I will be the first to admit that prior to this disorder I was living my life very selfishly. I was trying to do everything by myself. I didn’t see the need for other human beings in my life and I really didn’t care if I hurt anyone by taking that path. I forgot about how my decisions were going to affect others. People’s feelings be damned I was going to do what I wanted to do because I wanted to be happy. In that process of self-centeredness , I pushed away people who were the closest to me. I pushed away a wonderful and caring girlfriend, now ex-girlfriend, which I regret every day. It is rather hard to keep a relationship when the only person you care about is yourself. I also pushed away family members, namely my mother, who could see the self absorbed path I was taking and who tried to stop me from taking it. But when I’m the most important person in my mind, then why take advice from someone else?

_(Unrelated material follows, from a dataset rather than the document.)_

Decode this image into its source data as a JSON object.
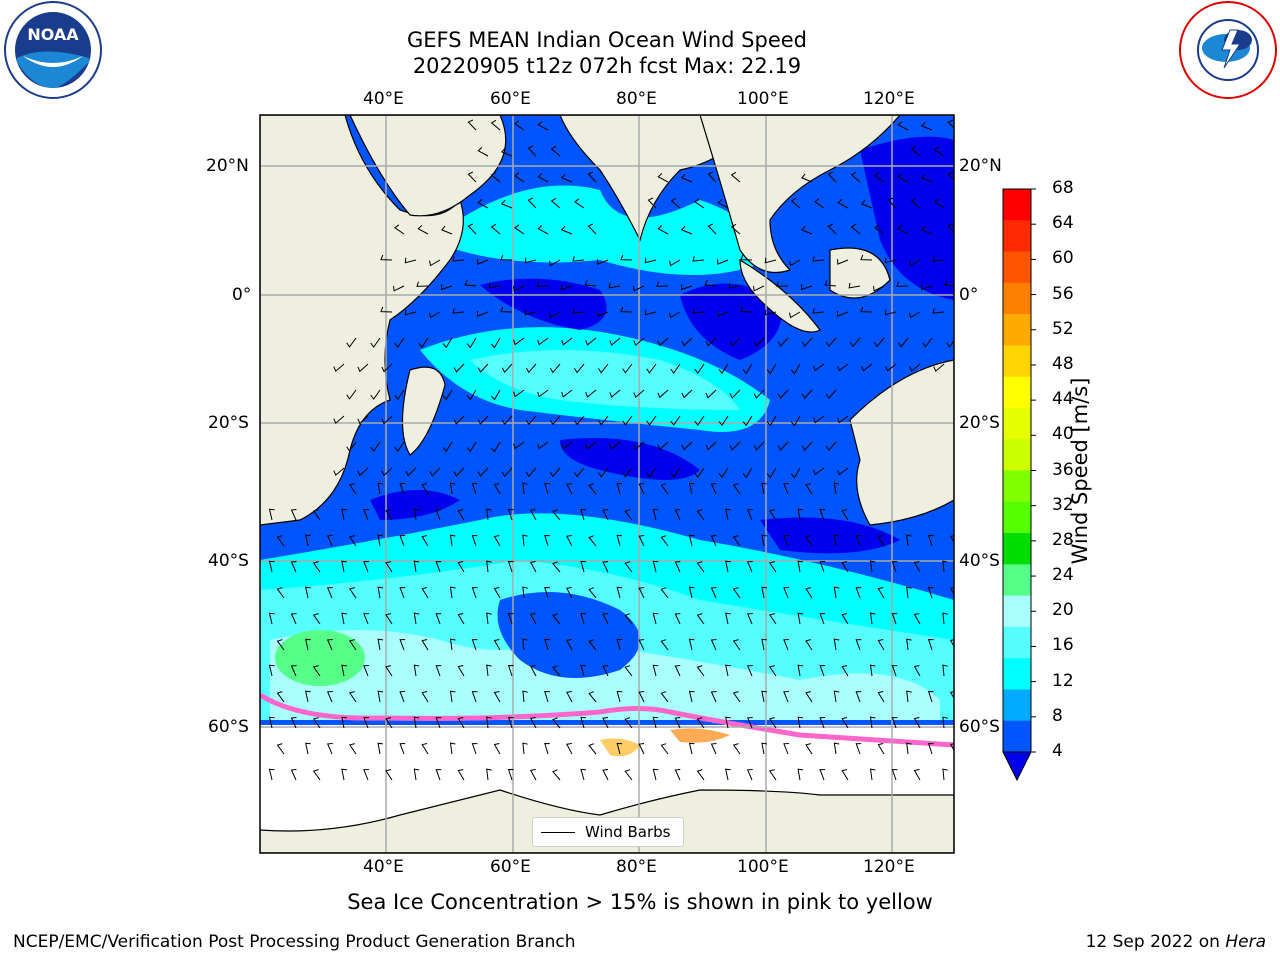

I am happy to say that I’m not like that anymore. You see I experienced one of the most important things that a human being could ever experience. I was a recipient of an act of completely unconditional love. When my disorder first manifested itself, it hit like a seizure and sent me to the hospital at around midnight. I was scared that night to say the least as losing control of your body is not exactly a calming experience. I quickly discovered it was easy to do everything yourself when nothings wrong but it’s a lot harder when things don’t go according to plan. I was alone in a hospital at 12 in the morning with my family 5 hours away and suddenly I didn’t want to do everything myself. I wanted someone to be a part of my life. My disorder opened myself to the idea that someone else could be a part of my life. That I could make my life apart of someone elses. This is where the act of unconditional love comes into play. My best friend came to the hospital at 1 in the morning to be there for me. This best friend of mine also happened to be my ex girlfriend who I had broken up with in that past month because I didn’t see where she fit in MY life. Regardless of how much I had hurt her, she came to that hospital to be with me. She came so that I wouldn’t be alone and because she honestly cared about me. She stayed with me till I was released at 4 in the morning and then took me back to her place so that I could sleep a couple hours before my parents came to pick me up. By the time I said goodbye to her I saw the love she had for me and I realized that for the past few months I had never given it back. I only had loved myself. As a best friend and boyfriend I had been pretty crappy. I did not deserve a minute of her time that night but she gave me all of it.

Since that day I have begun to take steps away from being so self centered. To let other people into my life. And to remember that people love and care about me. I have learned to put you before I. This disorder has taught me two important rules about finding happiness on this earth. Remember that you are not the most important person on this world and appreciate the people in your life. I’ve tried following those rules and guess what? I’m happier than I was before this whole disorder began. The disorder, in itself, may not have helped me much, but it gave me the opportunity to gain a new perspective on life. I now understand the importance of loving others more than loving oneself. It’s one of the most important lesson’s I’ve ever learned and I hope now to show others that I love and care about them.